Lo que puede comerse parte del ahorro
El primer gasto que suele pasarse por alto es la instalación de un punto de carga en casa. En España, un wallbox doméstico instalado suele moverse, de forma orientativa, en torno a 1.000-1.600 € si la instalación es sencilla; en garajes comunitarios o con más metros de cable, el coste puede subir. No lo considero un problema, pero sí una inversión inicial que hay que amortizar.En 2026, las ayudas públicas a la compra y a la recarga pueden reducir aún más esa barrera de entrada, así que merece la pena comprobarlas antes de cerrar la compra. Cuando la inversión inicial baja, la comparación deja de centrarse solo en el precio del coche y pasa a mirar el coste total de uso, que es donde el eléctrico suele brillar.
El segundo factor es la dependencia de la recarga pública. Cargar en un punto público de potencia media sigue siendo razonable, pero la recarga ultrarrápida encarece mucho cada kilómetro. Si usas el coche para viajar a menudo y casi nunca puedes cargar en casa o en el trabajo, el ahorro baja tanto que la compra ya no se decide solo por el coste de uso.
También conviene ser prudente con las bonificaciones locales. En algunas ciudades hay ventajas de aparcamiento, impuestos o acceso, pero cambian según el municipio y no deberían usarse como base del cálculo. Yo las tomaría como ahorro extra, no como parte de la cuenta principal. Con eso ya se puede responder la pregunta importante: cuándo compensa de verdad.
La regla práctica para decidir en España
Mi regla es simple. Si haces más de 12.000-15.000 km al año y puedes cargar en casa o en el trabajo, el eléctrico suele salir claramente mejor en coste de uso. Si además accedes a ayudas públicas o compras un modelo con precio contenido, la amortización de la diferencia inicial se acelera mucho.
En cambio, si recorres pocos kilómetros, vives pendiente de la recarga rápida o el eléctrico que te encaja cuesta bastante más que un gasolina equivalente, la ventaja económica tarda más en llegar.
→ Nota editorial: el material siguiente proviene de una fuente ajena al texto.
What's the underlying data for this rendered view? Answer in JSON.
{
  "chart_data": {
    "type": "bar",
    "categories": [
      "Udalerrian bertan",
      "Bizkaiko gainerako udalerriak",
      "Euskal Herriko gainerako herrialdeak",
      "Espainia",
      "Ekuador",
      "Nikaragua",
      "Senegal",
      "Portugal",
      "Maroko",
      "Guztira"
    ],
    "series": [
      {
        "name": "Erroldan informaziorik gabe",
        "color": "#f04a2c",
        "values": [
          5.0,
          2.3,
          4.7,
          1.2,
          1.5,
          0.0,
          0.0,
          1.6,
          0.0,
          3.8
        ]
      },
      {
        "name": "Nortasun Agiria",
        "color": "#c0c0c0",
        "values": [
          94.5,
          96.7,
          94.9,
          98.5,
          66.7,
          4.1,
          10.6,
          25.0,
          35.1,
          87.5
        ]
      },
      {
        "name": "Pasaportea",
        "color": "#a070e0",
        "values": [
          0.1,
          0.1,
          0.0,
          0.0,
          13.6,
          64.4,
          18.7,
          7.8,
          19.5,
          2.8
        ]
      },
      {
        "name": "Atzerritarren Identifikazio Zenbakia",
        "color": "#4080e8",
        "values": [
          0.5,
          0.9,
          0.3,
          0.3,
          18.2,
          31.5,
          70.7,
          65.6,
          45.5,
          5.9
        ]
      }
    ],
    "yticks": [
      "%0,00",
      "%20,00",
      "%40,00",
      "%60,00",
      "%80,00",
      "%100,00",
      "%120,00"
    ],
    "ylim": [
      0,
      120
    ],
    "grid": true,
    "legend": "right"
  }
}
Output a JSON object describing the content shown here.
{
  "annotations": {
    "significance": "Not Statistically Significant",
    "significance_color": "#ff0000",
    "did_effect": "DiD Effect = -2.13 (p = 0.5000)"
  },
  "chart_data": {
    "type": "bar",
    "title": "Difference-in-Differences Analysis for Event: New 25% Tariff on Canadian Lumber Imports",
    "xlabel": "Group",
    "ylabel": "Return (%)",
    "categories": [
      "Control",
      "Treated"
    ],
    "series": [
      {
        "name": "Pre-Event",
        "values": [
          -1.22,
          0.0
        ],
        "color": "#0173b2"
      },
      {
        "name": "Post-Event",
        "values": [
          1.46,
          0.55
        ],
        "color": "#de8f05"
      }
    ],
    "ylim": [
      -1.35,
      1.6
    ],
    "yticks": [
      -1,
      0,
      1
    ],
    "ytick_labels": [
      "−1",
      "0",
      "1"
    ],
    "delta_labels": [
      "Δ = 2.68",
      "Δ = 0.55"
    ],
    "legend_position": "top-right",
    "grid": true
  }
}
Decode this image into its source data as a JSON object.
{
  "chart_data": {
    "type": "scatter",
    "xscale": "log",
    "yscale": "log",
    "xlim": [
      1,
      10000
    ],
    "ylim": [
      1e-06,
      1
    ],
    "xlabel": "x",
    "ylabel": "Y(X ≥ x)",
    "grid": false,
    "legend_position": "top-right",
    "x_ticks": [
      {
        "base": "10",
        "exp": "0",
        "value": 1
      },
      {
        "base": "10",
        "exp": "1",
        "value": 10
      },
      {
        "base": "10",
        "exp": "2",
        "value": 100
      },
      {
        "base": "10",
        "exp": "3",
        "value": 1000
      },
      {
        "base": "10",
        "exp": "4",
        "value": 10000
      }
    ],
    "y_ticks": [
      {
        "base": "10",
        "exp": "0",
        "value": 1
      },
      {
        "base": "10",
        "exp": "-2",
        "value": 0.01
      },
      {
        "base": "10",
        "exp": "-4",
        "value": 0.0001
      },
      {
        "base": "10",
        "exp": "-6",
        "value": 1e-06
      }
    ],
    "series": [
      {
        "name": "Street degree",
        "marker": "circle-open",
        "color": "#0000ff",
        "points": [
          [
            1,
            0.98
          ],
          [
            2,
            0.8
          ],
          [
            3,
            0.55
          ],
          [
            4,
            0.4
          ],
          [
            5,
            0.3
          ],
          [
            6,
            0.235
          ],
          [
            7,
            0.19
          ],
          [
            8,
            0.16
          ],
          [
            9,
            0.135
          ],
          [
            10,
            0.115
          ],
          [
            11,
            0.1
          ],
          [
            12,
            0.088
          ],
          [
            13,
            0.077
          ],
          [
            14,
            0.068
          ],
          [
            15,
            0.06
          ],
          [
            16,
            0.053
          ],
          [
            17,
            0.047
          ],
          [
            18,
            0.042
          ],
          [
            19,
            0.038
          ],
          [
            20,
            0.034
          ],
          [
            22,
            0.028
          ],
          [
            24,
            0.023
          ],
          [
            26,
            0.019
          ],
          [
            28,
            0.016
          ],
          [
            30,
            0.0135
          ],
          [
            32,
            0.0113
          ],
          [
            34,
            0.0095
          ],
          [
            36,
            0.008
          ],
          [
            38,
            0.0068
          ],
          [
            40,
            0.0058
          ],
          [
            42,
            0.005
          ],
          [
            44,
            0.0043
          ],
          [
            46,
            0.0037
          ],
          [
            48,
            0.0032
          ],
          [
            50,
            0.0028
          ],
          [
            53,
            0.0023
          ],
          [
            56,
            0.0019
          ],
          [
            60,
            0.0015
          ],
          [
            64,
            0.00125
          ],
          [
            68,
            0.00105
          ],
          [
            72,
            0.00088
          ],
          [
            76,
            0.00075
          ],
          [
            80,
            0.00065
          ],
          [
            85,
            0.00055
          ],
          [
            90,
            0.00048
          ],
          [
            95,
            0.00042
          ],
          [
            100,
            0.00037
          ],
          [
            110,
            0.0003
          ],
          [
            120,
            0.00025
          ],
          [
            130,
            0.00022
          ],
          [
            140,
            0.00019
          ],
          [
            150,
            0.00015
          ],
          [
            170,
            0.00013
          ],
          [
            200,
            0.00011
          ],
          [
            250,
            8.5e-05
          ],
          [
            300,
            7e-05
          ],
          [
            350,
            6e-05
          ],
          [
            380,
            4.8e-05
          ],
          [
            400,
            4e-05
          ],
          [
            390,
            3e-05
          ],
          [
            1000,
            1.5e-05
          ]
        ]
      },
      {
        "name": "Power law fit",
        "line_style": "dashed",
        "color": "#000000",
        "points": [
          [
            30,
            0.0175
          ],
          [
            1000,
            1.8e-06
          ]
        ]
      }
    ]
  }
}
En ese caso, el ahorro sigue existiendo en energía y mantenimiento, pero ya no basta para justificar la compra por sí solo.
Si me obligas a dar una cifra redonda, yo usaría esta referencia: con carga doméstica y 15.000 km al año, un eléctrico puede ahorrar alrededor de 1.000-1.400 € al año frente a un coche de gasolina o diésel equivalente, sumando energía y mantenimiento básico. Esa horquilla sube si haces más kilómetros y baja mucho si dependes de recarga pública cara. Por eso, antes de fijarte solo en el precio de compra, mira cómo vives el coche en el día a día: ahí es donde se gana o se pierde la mayor parte del ahorro.